Luigi Brugnaro, classe 1961, sindaco di Venezia dal 2015 quando straccia l'avversario di sinistra, la toga Felice Casson, ha tutte le caratteristiche per guidare l'Altra Italia. È il pallino di Berlusconi: un movimento parallelo a Fi formato da non politici che nei rispettivi settori hanno fatto bene, capaci di calamitare il consenso di almeno 7 milioni di italiani che si professano moderati ma che, disgustati da questa politica, disertano le urne.

È solo un caso che l'investitura arrivi nel giorno del dramma di Venezia sommersa. Brugnaro e Berlusconi si vedono spesso ad Arcore, si stimano, si piacciono. E non potrebbe esser altrimenti perché il sindaco che ha vinto nell'«ultima Stalingrado d'Italia», assomiglia molto al Cavaliere. È un imprenditore che s'è fatto da sé. Fonda l'Umana, agenzia che trova lavoro, e in dieci anni la trasforma in una holding dal fatturato di 600 milioni di euro con 126 filiali in 13 Regioni e 700 dipendenti. Come il Cavaliere ama lo sport e come il Cavaliere ha portato ai vertice un club. Non di calcio ma di basket. Compra la Reyer, blasonata squadra di pallacanestro, e le fa vincere lo scudetto 2016/2017, il primo nel Dopoguerra. Come il Cavaliere detesta la politica, almeno quella politicante. Dice sempre: «Io non sarò mai un politico. Non ho mai avuto una tessera di partito in tasca e il patto lo faccio solo con i cittadini». Come il Cavaliere è pratico, parla di «buon senso», è privo di intossicazioni ideologiche, adora il contatto fisico con i suoi elettori e il suo motto è «l'occupazione non si costruisce con i decreti ma con anni di impegno e di fatica». E, come il Cavaliere, è un inguaribile ottimista: «ghea podemo far», ripete sempre.
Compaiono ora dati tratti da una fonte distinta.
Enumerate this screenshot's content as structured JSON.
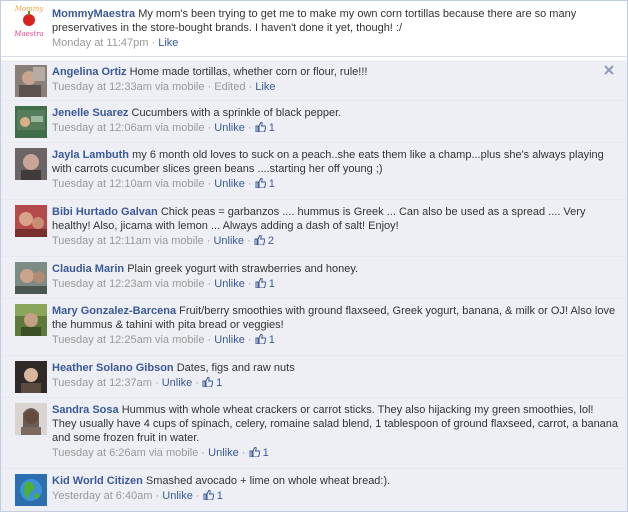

Insomma, Berlusconi lo lancia e lui ringrazia senza smancerie: «L'ho invitato io perché con le amicizie e le relazioni che ha a livello internazionale riusciamo a spiegare all'Europa e al mondo la difficoltà di vivere Venezia e di proteggerla. Chi meglio di una persona che ha un'esperienza del genere ci può aiutare nelle relazioni internazionali?». La praticità all'ennesima potenza imparata da papà Ferruccio, operaio ma anche poeta e leader sindacale; e da mamma Maria, maestra elementare. Insomma, Brugnaro può essere la carta vincente anche perché ha pure una dote in più: piace tanto anche a quelli di sinistra.